Since this blog is all about experimenting and learning, the guys at Tactical Rifles, Inc., agreed to let me do some of the machine work (under VERY close supervision). They don’t offer their services commercially for partial projects, but being a big-time writer can open doors. After they stopped laughing at the size of my barrel, they put me to work. Along the way, we inadvertently busted another myth: that anyone with the right tools can build a precision rifle. We learned that lawyers should stay away from the shop.
Now down to business. After complete disassembly, the action must be blueprinted.
“Blueprinting” is shorthand for making sure all of the surfaces are square and concentric and that the threads are clean.
We start by squaring the receiver in the lathe. We cut just enough of the face off to get a perfectly square surface for the recoil lug and barrel to rest.
Truing the locking lugs ensures that they are square. The ring around the bolt is evidence of this process.
Among other hocus pocus, we true the face of the bolt to provide a square surface for the cartridge to meet.

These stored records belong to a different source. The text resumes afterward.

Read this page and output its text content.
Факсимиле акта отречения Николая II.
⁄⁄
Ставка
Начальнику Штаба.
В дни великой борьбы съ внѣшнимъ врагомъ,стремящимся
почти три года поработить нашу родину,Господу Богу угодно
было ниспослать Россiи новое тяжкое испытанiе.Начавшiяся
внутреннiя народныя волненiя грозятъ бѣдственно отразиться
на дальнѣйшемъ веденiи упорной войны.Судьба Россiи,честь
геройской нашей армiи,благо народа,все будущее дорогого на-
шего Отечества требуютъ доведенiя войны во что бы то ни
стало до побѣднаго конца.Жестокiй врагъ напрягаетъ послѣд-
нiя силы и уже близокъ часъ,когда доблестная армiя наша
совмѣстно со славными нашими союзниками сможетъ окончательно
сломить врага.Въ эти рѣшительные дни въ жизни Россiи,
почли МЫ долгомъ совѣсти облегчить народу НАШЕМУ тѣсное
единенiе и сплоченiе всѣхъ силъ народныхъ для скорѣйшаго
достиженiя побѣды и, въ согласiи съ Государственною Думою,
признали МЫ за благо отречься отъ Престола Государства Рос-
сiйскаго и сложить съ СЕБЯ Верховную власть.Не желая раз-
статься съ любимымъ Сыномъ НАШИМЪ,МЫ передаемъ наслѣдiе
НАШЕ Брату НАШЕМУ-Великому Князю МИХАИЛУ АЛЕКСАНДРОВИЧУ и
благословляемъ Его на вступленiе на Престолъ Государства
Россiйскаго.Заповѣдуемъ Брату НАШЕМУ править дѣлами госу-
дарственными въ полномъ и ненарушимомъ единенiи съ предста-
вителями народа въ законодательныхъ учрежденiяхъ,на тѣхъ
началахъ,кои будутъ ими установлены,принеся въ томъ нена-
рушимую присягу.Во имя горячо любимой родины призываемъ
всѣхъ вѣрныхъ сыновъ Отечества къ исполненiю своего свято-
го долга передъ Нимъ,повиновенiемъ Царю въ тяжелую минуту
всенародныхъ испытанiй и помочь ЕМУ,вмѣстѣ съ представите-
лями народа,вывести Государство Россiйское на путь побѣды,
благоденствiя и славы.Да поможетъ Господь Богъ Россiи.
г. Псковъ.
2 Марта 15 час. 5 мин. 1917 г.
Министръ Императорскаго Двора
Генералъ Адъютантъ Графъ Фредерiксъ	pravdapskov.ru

When you demand accuracy, you simply must start with a premium barrel. Krieger’s barrels are among the best, with tight tolerances and mirror-lapped bores.
Taking accurate measurements is a key part of this process, here we determine how deep we’ll need the barrel to extend into the action.
We’ll start by cutting the threads so that they perfectly match those on the receiver. This is when I got a reminder as to why gunmakers are in business. I had just asked Tactical Rifles' Production Manager Matt Delura “Have you ever ruined a barrel?” when I made a false move with the cutter and nearly ruined the threads. Matt moved me away from the lathe without invoking any reference to my heritage or occupation, and fixed my near-catastrophic mistake. Buying two barrels for one rifle is a sure way to drive up the cost.
Now we use the .260 Remington reamer to cut the chamber. We use a set of go/no-go gauges to tell us when we’re there.
No rifle will be accurate without a good crown, we use the lathe to cut a precise target crown.
Everything is now square, true, concentric and clean—ready for assembly.
An action wrench is used to torque the barrel into place. Yep, it just screws in.